Asus claims that these changes are made to “help” reviewers, but that’s a secondary reason at best. Yes, we evaluate cards based on maximum performance, including overclocking performance — but what this is really about is securing top placement on a comparison graph between multiple vendors.

Consider, after all, the plight of companies like Asus, MSI, Zotac, Gigabyte, EVGA, and the other various GPU or motherboard vendors. They know that pricing is at least as important as brand when it comes to convincing users to buy a GPU. The problem is, many buyers do buy on price. The only way to justify asking an extra $10 to $20 is to offer something the other guy doesn’t have. Cooling, overclockability, and quiet operation are all ways to influence customer decisions, but those features only work if they can establish meaningful differences. Overclocking always varies by card and a GPU family may not be particularly loud or hot by default.

A card that turns in consistently higher performance is a card that’ll tend to either be at the top of the stack or will be highlighted in a different color. It’ll be the component that catches the eye, one way or the other.

There is a scintilla of truth to Asus’ statement. Because reviewers often review many cards at once, making certain that you’ve configured every piece of OEM software required to enable a given feature can be confusing. Since a review is a presentation of a product under objective testing conditions, Asus can make the argument that they want to make certain the product is tested in the right conditions. It’s not completely wrong. The problem is, those “right conditions” may be just as applicable to the end-user, who may not bother installing or configuring OEM software, either — particularly if they have the long-standing opinion that OEM software is more or less garbage.

Is a 1.5% overclock a fundamental betrayal of customers?
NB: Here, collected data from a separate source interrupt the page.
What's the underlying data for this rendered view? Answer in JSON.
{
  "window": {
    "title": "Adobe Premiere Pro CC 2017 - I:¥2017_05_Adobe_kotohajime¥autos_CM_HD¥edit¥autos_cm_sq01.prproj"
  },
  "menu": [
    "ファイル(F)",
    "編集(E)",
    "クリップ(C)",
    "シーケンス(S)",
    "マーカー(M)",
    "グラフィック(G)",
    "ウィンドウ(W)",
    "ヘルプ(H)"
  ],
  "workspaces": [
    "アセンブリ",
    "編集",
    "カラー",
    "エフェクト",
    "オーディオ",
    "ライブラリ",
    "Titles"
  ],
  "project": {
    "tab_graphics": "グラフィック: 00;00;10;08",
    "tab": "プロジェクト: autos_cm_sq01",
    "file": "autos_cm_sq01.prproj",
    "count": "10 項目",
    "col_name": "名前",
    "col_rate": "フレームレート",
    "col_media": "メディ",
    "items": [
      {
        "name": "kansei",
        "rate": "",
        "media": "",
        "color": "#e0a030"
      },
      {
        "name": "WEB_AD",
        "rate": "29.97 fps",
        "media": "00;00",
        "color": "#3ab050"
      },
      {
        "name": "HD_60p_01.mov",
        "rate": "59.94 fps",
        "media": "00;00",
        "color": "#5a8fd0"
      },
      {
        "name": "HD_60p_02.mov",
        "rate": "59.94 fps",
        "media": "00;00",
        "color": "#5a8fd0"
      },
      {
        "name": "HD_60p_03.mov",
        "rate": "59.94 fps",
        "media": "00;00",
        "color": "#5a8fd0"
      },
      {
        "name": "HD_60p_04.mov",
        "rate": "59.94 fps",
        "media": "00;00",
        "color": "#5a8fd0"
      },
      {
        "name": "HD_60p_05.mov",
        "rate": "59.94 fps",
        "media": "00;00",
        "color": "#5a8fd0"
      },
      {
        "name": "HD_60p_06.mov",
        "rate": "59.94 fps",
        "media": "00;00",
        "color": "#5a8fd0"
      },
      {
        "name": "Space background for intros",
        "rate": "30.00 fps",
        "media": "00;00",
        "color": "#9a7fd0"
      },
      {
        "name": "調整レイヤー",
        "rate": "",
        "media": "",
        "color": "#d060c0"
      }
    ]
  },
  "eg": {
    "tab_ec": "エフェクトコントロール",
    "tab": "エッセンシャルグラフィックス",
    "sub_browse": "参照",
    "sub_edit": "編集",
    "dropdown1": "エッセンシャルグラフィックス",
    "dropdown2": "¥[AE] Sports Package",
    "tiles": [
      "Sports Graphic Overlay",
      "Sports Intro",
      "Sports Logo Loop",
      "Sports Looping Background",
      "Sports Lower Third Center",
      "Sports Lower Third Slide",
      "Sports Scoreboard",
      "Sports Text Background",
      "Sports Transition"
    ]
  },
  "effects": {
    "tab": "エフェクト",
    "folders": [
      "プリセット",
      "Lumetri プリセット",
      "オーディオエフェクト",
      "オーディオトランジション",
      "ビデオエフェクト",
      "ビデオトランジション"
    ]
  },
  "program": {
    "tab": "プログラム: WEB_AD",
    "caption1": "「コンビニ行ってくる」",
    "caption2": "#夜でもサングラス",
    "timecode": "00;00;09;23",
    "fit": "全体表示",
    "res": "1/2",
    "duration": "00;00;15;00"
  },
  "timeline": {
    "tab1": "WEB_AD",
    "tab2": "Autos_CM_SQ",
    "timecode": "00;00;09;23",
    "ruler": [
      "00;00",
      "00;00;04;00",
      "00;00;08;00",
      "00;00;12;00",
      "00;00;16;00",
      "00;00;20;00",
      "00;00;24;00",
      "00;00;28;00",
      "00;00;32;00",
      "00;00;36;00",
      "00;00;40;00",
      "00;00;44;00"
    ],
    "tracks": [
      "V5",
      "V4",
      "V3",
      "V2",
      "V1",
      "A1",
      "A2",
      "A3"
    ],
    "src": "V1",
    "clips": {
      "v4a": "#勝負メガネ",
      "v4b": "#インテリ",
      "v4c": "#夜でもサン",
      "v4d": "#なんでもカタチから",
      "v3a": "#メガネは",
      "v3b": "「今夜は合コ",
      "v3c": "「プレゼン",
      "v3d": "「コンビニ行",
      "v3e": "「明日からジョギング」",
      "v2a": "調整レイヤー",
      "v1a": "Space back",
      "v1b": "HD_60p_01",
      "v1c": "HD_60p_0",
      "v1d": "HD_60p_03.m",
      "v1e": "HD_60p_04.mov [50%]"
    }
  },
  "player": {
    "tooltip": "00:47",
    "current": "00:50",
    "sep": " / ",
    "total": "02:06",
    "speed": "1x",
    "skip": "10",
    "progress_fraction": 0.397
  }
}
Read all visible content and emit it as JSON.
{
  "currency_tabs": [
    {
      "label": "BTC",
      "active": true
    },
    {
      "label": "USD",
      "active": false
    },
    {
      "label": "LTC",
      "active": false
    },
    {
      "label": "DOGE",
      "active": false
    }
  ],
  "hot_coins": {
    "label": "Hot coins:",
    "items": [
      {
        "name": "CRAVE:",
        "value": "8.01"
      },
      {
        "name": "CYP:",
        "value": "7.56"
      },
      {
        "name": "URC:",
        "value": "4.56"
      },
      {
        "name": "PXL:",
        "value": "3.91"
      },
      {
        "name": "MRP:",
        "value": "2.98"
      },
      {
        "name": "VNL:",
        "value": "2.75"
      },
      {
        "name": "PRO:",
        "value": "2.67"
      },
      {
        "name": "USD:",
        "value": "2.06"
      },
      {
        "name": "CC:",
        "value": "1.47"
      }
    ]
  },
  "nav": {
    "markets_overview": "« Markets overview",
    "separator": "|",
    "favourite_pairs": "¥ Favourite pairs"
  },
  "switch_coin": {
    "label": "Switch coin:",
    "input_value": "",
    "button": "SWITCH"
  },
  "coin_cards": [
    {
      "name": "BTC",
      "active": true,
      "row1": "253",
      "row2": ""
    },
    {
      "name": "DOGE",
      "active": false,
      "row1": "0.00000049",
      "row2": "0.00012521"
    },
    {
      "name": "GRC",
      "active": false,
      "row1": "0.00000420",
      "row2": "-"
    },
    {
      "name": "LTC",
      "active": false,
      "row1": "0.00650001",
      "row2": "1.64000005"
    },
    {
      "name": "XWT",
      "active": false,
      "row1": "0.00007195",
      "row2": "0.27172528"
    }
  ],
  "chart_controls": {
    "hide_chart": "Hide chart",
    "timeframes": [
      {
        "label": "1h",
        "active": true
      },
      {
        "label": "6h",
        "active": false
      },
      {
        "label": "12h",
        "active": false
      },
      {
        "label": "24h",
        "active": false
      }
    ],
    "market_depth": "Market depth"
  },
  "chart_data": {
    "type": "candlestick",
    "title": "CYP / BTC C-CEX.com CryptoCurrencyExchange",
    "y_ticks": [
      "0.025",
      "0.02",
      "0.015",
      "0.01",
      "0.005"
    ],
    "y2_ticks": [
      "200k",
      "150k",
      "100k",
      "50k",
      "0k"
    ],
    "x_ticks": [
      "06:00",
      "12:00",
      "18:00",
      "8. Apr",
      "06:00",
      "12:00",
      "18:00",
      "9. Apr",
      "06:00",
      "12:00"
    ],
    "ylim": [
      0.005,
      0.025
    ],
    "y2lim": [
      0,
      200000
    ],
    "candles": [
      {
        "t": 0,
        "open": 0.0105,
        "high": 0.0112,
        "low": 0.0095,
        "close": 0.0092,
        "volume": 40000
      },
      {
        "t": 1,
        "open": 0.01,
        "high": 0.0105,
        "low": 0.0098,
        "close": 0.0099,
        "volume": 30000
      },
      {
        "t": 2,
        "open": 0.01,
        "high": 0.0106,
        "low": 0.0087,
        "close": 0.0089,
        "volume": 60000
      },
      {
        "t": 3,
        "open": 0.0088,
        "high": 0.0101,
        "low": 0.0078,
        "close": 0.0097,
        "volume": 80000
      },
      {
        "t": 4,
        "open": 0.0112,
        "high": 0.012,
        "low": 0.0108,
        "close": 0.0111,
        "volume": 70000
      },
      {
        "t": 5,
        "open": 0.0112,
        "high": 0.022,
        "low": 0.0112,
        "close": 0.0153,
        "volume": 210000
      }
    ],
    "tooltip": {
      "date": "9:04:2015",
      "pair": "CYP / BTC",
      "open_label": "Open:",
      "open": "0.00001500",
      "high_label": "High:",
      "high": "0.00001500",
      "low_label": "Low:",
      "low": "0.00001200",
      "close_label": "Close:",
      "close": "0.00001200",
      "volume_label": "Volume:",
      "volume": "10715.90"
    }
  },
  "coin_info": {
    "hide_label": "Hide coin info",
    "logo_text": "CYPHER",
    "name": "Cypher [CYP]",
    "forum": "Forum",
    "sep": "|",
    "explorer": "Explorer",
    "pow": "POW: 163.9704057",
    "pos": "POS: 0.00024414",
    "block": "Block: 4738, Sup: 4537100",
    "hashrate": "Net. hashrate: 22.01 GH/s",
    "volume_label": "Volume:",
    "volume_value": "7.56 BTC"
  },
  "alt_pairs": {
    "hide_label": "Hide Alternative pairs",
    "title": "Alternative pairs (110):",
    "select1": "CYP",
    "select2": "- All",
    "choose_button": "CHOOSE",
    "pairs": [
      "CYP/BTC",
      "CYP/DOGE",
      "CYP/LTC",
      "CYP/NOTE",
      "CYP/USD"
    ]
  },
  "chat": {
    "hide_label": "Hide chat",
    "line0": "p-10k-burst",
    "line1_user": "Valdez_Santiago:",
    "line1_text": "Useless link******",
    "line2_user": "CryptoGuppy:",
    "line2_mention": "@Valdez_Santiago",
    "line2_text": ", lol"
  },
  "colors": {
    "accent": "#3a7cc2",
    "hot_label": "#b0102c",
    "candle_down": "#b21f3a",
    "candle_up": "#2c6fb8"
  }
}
No. We routinely accept much larger variations in products we buy. But the problem with pushing the envelope like this, beyond the fact that it looks pretty bad, is that it can lead to instability or other problems. In the motherboard case we mentioned above, the system would crash at full CPU load because the CPU we were using wasn’t a particularly good overclocker and couldn’t run all four cores at the single-thread Turbo Mode clock without a voltage nudge. Said nudge wasn’t programmed into the UEFI, which meant the chip seemed unstable until we hunted down the actual cause of the problem.

In some cases, even tiny increases cause issues. While our Fury X GPU runs rock-solid at stock speed, nudging it upwards even by 3% caused instability last year. The bottom line is that manufacturers should keep stock speeds stock and offer overclocking modes through clearly communicated alternate settings — not preloaded BIOSes pulled for reviewers.